So begins an environmental disaster story that is exciting and scary. I love the way each chapter has an illustration with a petri dish that starts off empty, but begins to multiply exponentially. As Tamaya comes down with a rash, the incredible multiplication of the ergonyms is revealed with increasing figures from 2 x 1 = 2 to 2 x 32,768 = 65,536, giving us the sense that this threat is unbeatable.

Thanks to NetGalley for allowing me to preview this wonderful book.

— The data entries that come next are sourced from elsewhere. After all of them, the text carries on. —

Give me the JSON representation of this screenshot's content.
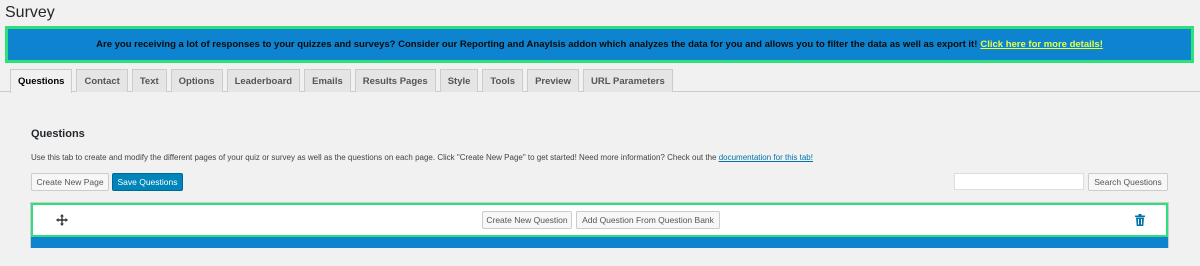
{
  "page": {
    "title": "Survey"
  },
  "banner": {
    "text": "Are you receiving a lot of responses to your quizzes and surveys? Consider our Reporting and Anaylsis addon which analyzes the data for you and allows you to filter the data as well as export it!",
    "link_text": "Click here for more details!"
  },
  "tabs": [
    {
      "label": "Questions",
      "active": true
    },
    {
      "label": "Contact"
    },
    {
      "label": "Text"
    },
    {
      "label": "Options"
    },
    {
      "label": "Leaderboard"
    },
    {
      "label": "Emails"
    },
    {
      "label": "Results Pages"
    },
    {
      "label": "Style"
    },
    {
      "label": "Tools"
    },
    {
      "label": "Preview"
    },
    {
      "label": "URL Parameters"
    }
  ],
  "questions": {
    "title": "Questions",
    "description": "Use this tab to create and modify the different pages of your quiz or survey as well as the questions on each page. Click \"Create New Page\" to get started! Need more information? Check out the",
    "doc_link": "documentation for this tab!",
    "create_page_label": "Create New Page",
    "save_label": "Save Questions",
    "search_placeholder": "",
    "search_button_label": "Search Questions"
  },
  "page_box": {
    "create_question_label": "Create New Question",
    "add_from_bank_label": "Add Question From Question Bank",
    "icons": {
      "move": "move-icon",
      "delete": "trash-icon"
    }
  },
  "colors": {
    "banner_bg": "#0e84d0",
    "highlight_border": "#2ee07a",
    "banner_link": "#e8ff3a",
    "primary_button": "#0085ba"
  }
}
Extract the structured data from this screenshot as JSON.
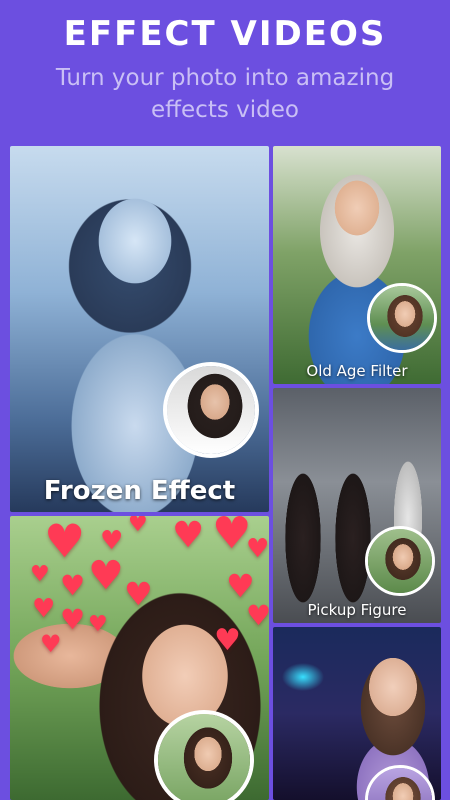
{
  "header": {
    "title": "EFFECT VIDEOS",
    "subtitle": "Turn your photo into amazing effects video"
  },
  "cards": [
    {
      "label": "Frozen Effect"
    },
    {
      "label": "Old Age Filter"
    },
    {
      "label": "Pickup Figure"
    },
    {
      "label": ""
    },
    {
      "label": ""
    }
  ],
  "colors": {
    "background": "#6c4fe0",
    "title": "#ffffff",
    "subtitle": "#c9bff5",
    "heart": "#ff3a55"
  },
  "icons": [
    "heart-icon"
  ]
}
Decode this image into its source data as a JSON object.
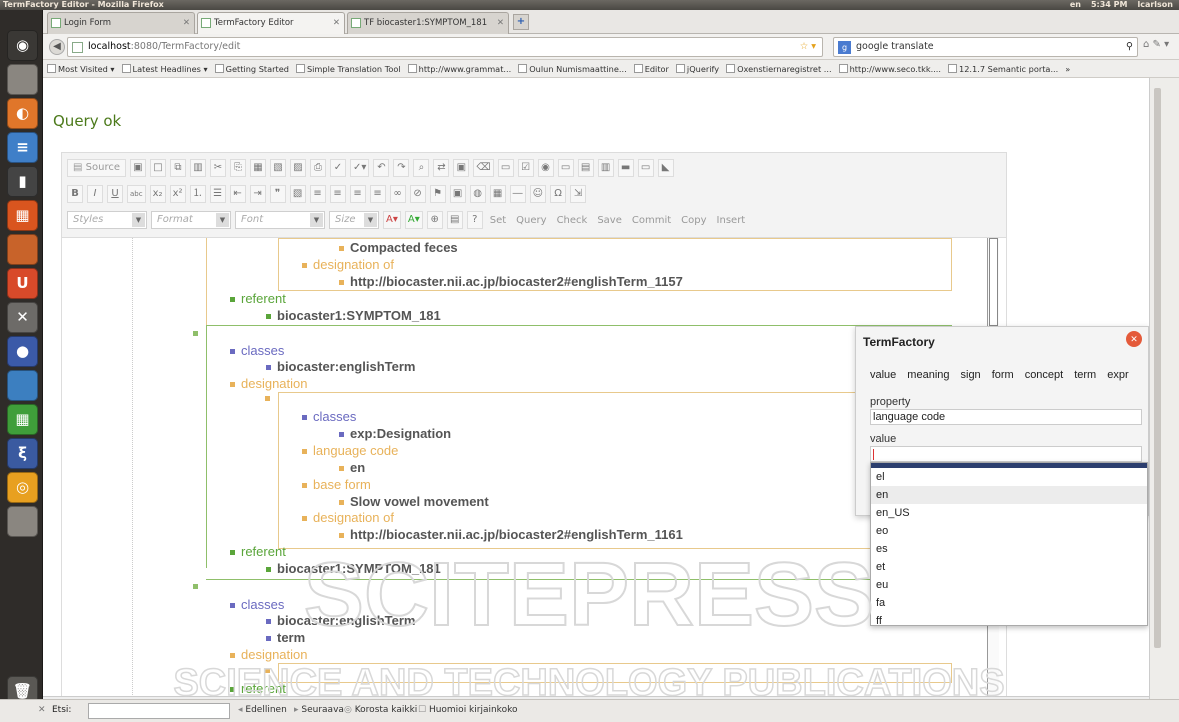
{
  "window": {
    "title": "TermFactory Editor - Mozilla Firefox",
    "tray": [
      "en",
      "5:34 PM",
      "lcarlson"
    ]
  },
  "tabs": [
    {
      "label": "Login Form"
    },
    {
      "label": "TermFactory Editor"
    },
    {
      "label": "TF biocaster1:SYMPTOM_181"
    }
  ],
  "url": {
    "host": "localhost",
    "path": ":8080/TermFactory/edit"
  },
  "search": {
    "value": "google translate"
  },
  "bookmarks": [
    "Most Visited ▾",
    "Latest Headlines ▾",
    "Getting Started",
    "Simple Translation Tool",
    "http://www.grammat...",
    "Oulun Numismaattine...",
    "Editor",
    "jQuerify",
    "Oxenstiernaregistret ...",
    "http://www.seco.tkk....",
    "12.1.7 Semantic porta...",
    "»"
  ],
  "status": "Query ok",
  "toolbar": {
    "source": "Source",
    "styles": "Styles",
    "format": "Format",
    "font": "Font",
    "size": "Size",
    "commands": [
      "Set",
      "Query",
      "Check",
      "Save",
      "Commit",
      "Copy",
      "Insert"
    ]
  },
  "doc": {
    "i1": "Compacted feces",
    "i2": "designation of",
    "i3": "http://biocaster.nii.ac.jp/biocaster2#englishTerm_1157",
    "i4": "referent",
    "i5": "biocaster1:SYMPTOM_181",
    "i6": "classes",
    "i7": "biocaster:englishTerm",
    "i8": "designation",
    "i9": "classes",
    "i10": "exp:Designation",
    "i11": "language code",
    "i12": "en",
    "i13": "base form",
    "i14": "Slow vowel movement",
    "i15": "designation of",
    "i16": "http://biocaster.nii.ac.jp/biocaster2#englishTerm_1161",
    "i17": "referent",
    "i18": "biocaster1:SYMPTOM_181",
    "i19": "classes",
    "i20": "biocaster:englishTerm",
    "i21": "term",
    "i22": "designation",
    "i23": "referent"
  },
  "popup": {
    "title": "TermFactory",
    "tabs": [
      "value",
      "meaning",
      "sign",
      "form",
      "concept",
      "term",
      "expr"
    ],
    "property_label": "property",
    "property_value": "language code",
    "value_label": "value",
    "value_value": ""
  },
  "languages": [
    "el",
    "en",
    "en_US",
    "eo",
    "es",
    "et",
    "eu",
    "fa",
    "ff"
  ],
  "findbar": {
    "label": "Etsi:",
    "prev": "Edellinen",
    "next": "Seuraava",
    "highlight": "Korosta kaikki",
    "match_case": "Huomioi kirjainkoko"
  },
  "watermark": {
    "line1": "SCITEPRESS",
    "line2": "SCIENCE AND TECHNOLOGY PUBLICATIONS"
  }
}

The War that Saved my Life by Kimberly Brubaker Bradley

On September 1, 1938, British Operation Pied Piper began under which British children were evacuated from cities in order 20912424to protect them from anticipated German bombing. On September 3 Britain declared war on Germany. In The War that Saved my Life, Ada and Jamie, like thousands of children from London, were sent to the countryside. It wasn’t supposed to be that way. Their mam only wanted to send Jamie, since, as she said to Ada, “Who’d want you? Nobody, that’s who. Nice people don’t want to look at that foot… You can’t leave. You never will. You’re stuck here, right here in this room, bombs or no.” Ada had a club foot and had never been allowed to leave their tiny apartment. She only stared out their window at the kids playing and was sad when Jamie had become independent, running around with his pals. But she had a plan, “You find out where we have to go and what time we have to be there…We’re leaving together, we are.”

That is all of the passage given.